In addition, the switching module preferably as claimed in claim 15, having the structure and the switching circuit and the decoding circuit is formed by a single chip. Thereby, the switching module which can complete | finish and implement | achieve switching operation by 1 chip | tip can be provided.

As described above, according to the present invention, when all the switching transistors are in a non-selected state, a switching circuit and a switching circuit control method that can reliably cut off the switching transistors are realized. Further, the present invention prevents the potential from the gate of the switching transistor not in the selected state from flowing back to the control bias supply circuit when any of the switching transistors is in the selected state. In addition, the present invention improves the controllability of the switching circuit by applying a desired control bias according to a predetermined event. Furthermore, a switching module equipped with this switching circuit is provided.

  DESCRIPTION OF EMBODIMENTS Hereinafter, preferred embodiments of the present invention will be described in detail with reference to the drawings.

[First Embodiment]
First, a first embodiment of the present invention will be described. In the switching circuit having a plurality of switching transistors commonly connected to either the input terminal or the output terminal, the basic concept of this embodiment is selectively when all the switching transistors are in a non-selected state, A control bias for supplying these to a cut-off state is supplied. Thereby, in this embodiment, the switching transistor in the non-selected state can be sufficiently and surely turned off (OFF state). When any one of the switching transistors is in a selected state, the control bias is not supplied because the potential is supplied to the source of the other non-selected switching transistor through the selected switching transistor. This is effective in reducing power consumption.

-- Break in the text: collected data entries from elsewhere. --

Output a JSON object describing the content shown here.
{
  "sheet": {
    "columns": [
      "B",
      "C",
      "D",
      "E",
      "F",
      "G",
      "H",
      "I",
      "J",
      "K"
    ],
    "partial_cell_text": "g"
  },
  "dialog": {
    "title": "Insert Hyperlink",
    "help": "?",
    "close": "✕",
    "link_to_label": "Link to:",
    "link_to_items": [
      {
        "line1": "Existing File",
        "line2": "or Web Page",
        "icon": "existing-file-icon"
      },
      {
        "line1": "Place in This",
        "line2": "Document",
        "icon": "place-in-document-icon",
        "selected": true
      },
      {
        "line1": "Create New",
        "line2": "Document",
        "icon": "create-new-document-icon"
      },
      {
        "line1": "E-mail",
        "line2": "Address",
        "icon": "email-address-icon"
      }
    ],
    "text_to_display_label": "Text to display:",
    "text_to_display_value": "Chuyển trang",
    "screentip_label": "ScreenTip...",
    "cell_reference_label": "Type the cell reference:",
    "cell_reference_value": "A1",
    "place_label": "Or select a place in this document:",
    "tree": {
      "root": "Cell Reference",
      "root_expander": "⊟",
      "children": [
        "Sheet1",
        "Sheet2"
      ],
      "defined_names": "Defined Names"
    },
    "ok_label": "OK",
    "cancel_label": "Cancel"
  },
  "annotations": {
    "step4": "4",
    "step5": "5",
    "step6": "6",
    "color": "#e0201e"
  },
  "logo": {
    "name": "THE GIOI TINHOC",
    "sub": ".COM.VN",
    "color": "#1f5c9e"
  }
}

  Hereinafter, the configuration and operation of the present embodiment will be described in detail with reference to the drawings. FIG. 3 is a circuit diagram showing a configuration of the switching circuit 1 according to the present embodiment.

  As shown in FIG. 3, the switching circuit 1 has a configuration of an SPDT switch having one input and two outputs having two switching transistors Tr1 and Tr2. Note that the switching transistors Tr1 and Tr2 are configured by MES type field effect transistors (MESFETs) formed of, for example, gallium arsenide (GaAs). However, you may comprise this with a HEMT type field effect transistor (High Electron Mobility Transistor: HEMTFET).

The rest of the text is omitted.